Наконец облако брызг поднялось высоко, застлало всё и прохладным дождём упало на горячие тела, смыв любовное возбуждение и погасив чувства и желания. Остатки сил ушли вместе с видением. Мышцы обмякли и расслабились, тела обессилено повалились на ложе. Но мысли не вернулись — на их место пришёл сон. Его оковы были так неодолимы и внезапны, что объятья даже не успели разжаться и все трое уснули, так и не разорвав чудесного сплетения тел, дыханий и душ. А тёплый ночной ветер продолжал колебать прозрачную накидку, разбрасывая по стенам причудливые тени от догорающих светильников и постепенно вытягивая из комнаты сизые струйки тлеющих благовоний.
* * *
Утром из южных ворот Амтасы среди длинной вереницы крестьянских и купеческих повозок, возвращающихся после праздника домой, выехала и гружённая драгоценным товаром повозка златокузнеца Кинвинда. Ламисса отказалась занять хозяйское место внутри повозки и ехала верхом рядом с Гемброй и пятью охранниками. Она довольно плохо держалась в седле, но Гембра воздерживалась от шуток по этому поводу. Им предстоял долгий путь на юго-восток в город Ордикеаф провинции Лаганва, где ждали их богатые заказчики ювелира из Амтасы.
В это же время из северных ворот, где число покидающих город было гораздо меньше, почти в одиночестве выехали двое всадников. Не менее долгий путь учителя и ученика лежал на северо-запад в провинцию Гвернесс, родину таинственного императора-мага Регерта, где он ещё с девятилетнего возраста стал заранее возводить свою грандиозную гробницу.
Глава 24
Человек, сидевший у ствола большого раскидистого дуба, не слышал ни пения птиц, ни лёгкого шороха колеблемой ветром листвы, ни тихого фырканья и топтания привязанного неподалёку коня. Его мощная фигура застыла в строго выпрямленной посадке на скрещенных ногах и была издали похожа на статую.

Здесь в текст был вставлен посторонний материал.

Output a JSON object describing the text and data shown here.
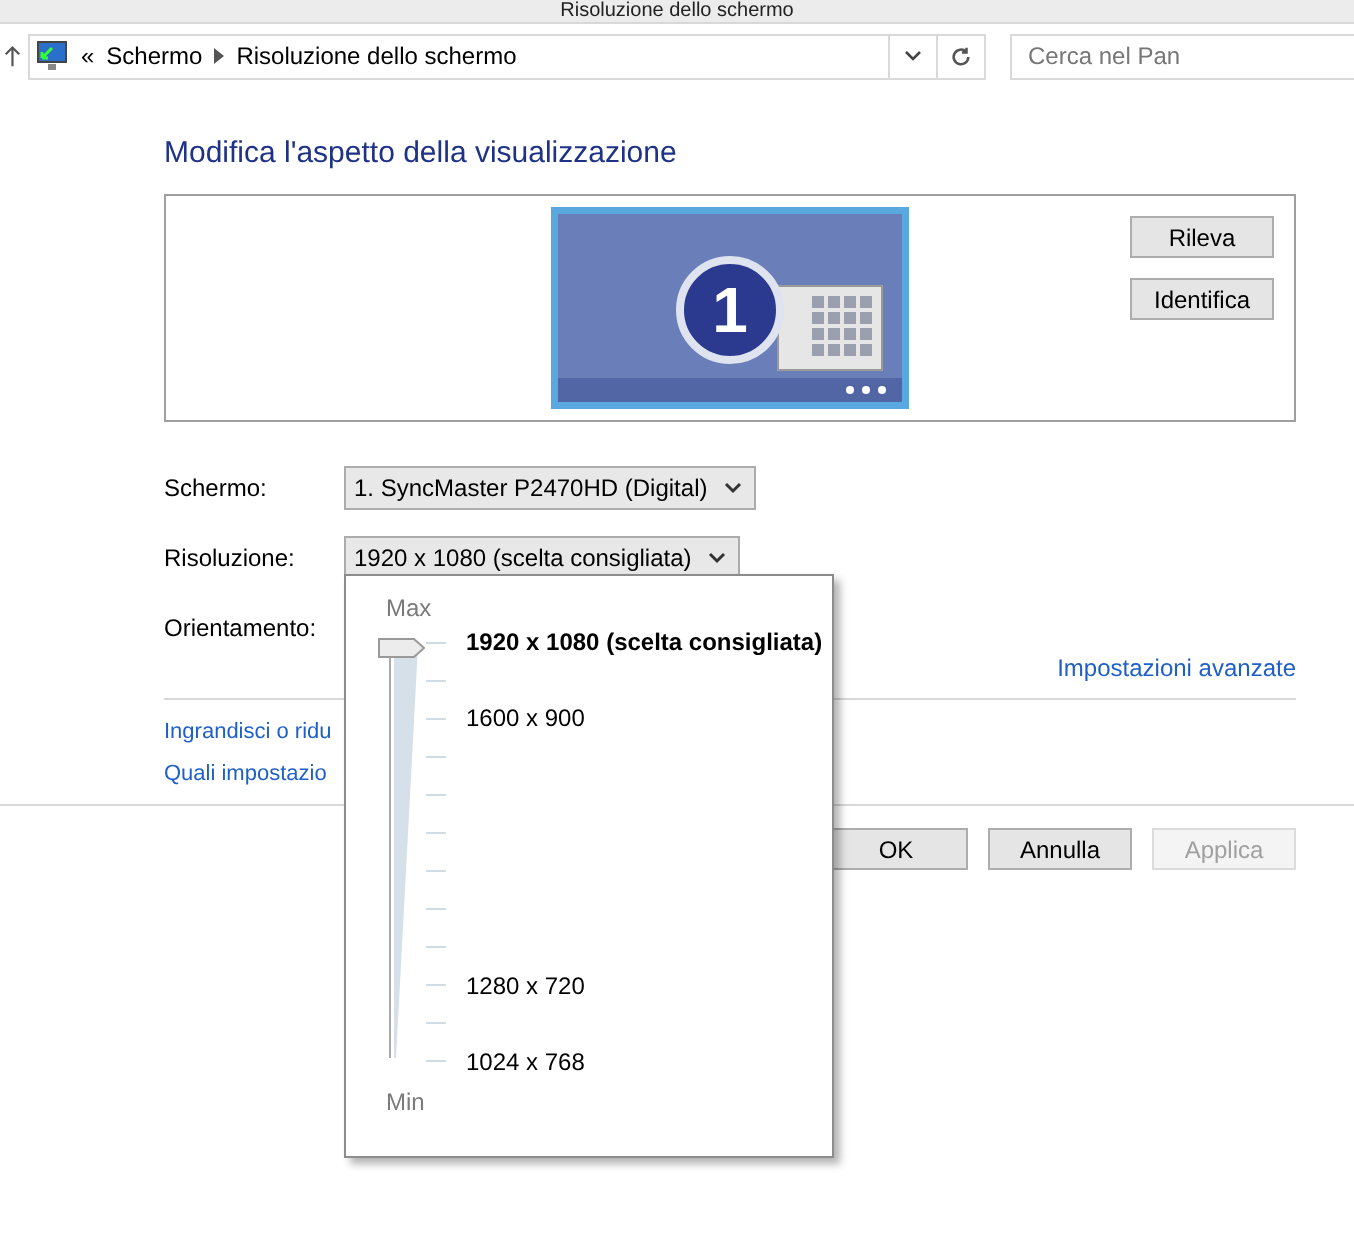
{
  "window": {
    "title": "Risoluzione dello schermo"
  },
  "address_bar": {
    "crumbs": [
      "Schermo",
      "Risoluzione dello schermo"
    ],
    "overflow": "«"
  },
  "search": {
    "placeholder": "Cerca nel Pan"
  },
  "heading": "Modifica l'aspetto della visualizzazione",
  "monitor": {
    "number": "1"
  },
  "side_buttons": [
    "Rileva",
    "Identifica"
  ],
  "fields": [
    {
      "label": "Schermo:",
      "value": "1. SyncMaster P2470HD (Digital)"
    },
    {
      "label": "Risoluzione:",
      "value": "1920 x 1080 (scelta consigliata)"
    },
    {
      "label": "Orientamento:"
    }
  ],
  "advanced_link": "Impostazioni avanzate",
  "links": [
    "Ingrandisci o ridu",
    "Quali impostazio"
  ],
  "buttons": [
    {
      "label": "OK",
      "disabled": false
    },
    {
      "label": "Annulla",
      "disabled": false
    },
    {
      "label": "Applica",
      "disabled": true
    }
  ],
  "resolution_popup": {
    "max_label": "Max",
    "min_label": "Min",
    "level": 1,
    "steps": [
      {
        "kind": "labelled",
        "label": "1920 x 1080 (scelta consigliata)",
        "selected": true
      },
      {
        "kind": "tick"
      },
      {
        "kind": "labelled",
        "label": "1600 x 900",
        "selected": false
      },
      {
        "kind": "tick"
      },
      {
        "kind": "tick"
      },
      {
        "kind": "tick"
      },
      {
        "kind": "tick"
      },
      {
        "kind": "tick"
      },
      {
        "kind": "tick"
      },
      {
        "kind": "labelled",
        "label": "1280 x 720",
        "selected": false
      },
      {
        "kind": "tick"
      },
      {
        "kind": "labelled",
        "label": "1024 x 768",
        "selected": false
      }
    ]
  }
}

Медитация Велвирта длилась уже два часа. В прошлый раз образ наставника явился с особой явственностью. И тогда, Велвирт готов был в этом поклясться, это был истинный образ учителя. Без всяких посторонних сил, которые так долго отягощали дух монаха-воина мучительными сомнениями. Ответ учителя был и ясен и непонятен одновременно. «Найди Сфагама, и место вашей встречи само даст тебе последний ответ» Как бы то ни было, ближайшие цели были теперь ясны. Однако настроиться на тонкий образ противника и определить его местонахождение почему-то не удавалось. Какая-то сила мешала этому. У Сфагама вполне хватило бы мастерства запутать свои следы в тонком мире. Но он никогда не стал бы этого делать. В этом Велвирт был глубоко убеждён. Ему препятствовала другая сила, такая же непонятная и неодолимая, как та, что овладела волей наставника, но преследующая, похоже, противоположные цели. На мгновение Велвирт даже увидел образ этой силы в виде огромного красного попугая с ослиной головой. Но пурпурное оперенье тотчас же яркими осколками рассыпалось в воздухе, померкло и растаяло, а тонкий образ Сфагама, вроде бы вот-вот уловленный, вновь скрылся за экраном пустоты сознания.

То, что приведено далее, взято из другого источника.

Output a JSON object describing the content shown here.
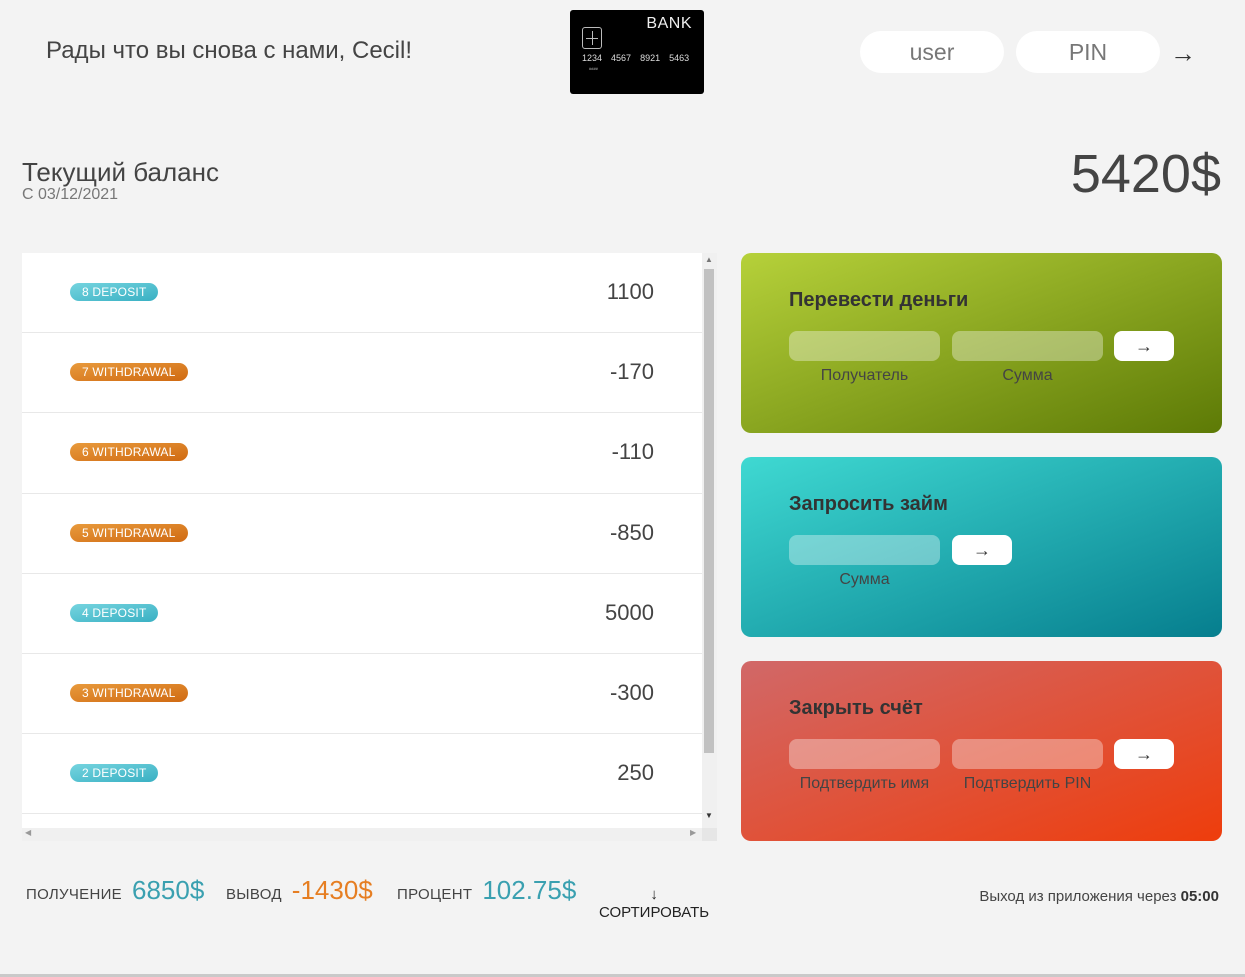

Знак был понят. Велвирт решил не возобновлять попыток. Оставалось попробовать окольный путь. Несколько глубоких вдохов — и сознание вышло из транса. Встряхнув широкими плечами, монах поднялся и несколько раз в задумчивости обошёл вокруг дерева. Начинать вторую глубокую медитацию сразу после первой было рискованно. И, тем не менее, через несколько минут он вновь сел на то же место. Тёплая волна, исходящая от буро-зелёной поверхности мощного ствола, действовала благотворно. Велвирт слегка поднял свою белокурую голову и вновь сделал глубокий вдох.

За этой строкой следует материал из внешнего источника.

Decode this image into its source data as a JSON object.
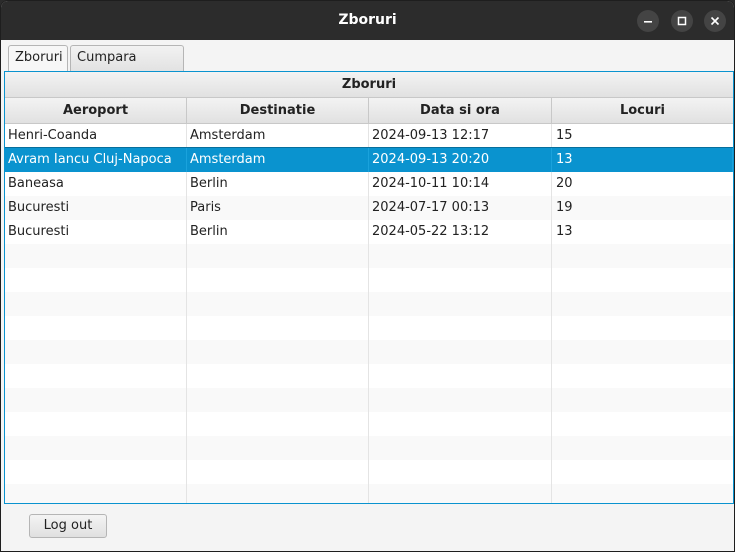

Сфагам был по-прежнему скрыт непроницаемым экраном, но образы людей, связанных с ним нитями тонкого мира, обрисовались достаточно чётко. Дорога… Знакомая дорога к югу от Амтасы. Неспешно едущая повозка и всадники возле неё. Среди них две женщины. Одну из них, темноволосую, Велвирт помнил прекрасно. Другая, с золотистыми волосами, была незнакома. Она одна из всех была не вооружена. Ясновидящее сознание продолжало погружаться в открывшуюся картину.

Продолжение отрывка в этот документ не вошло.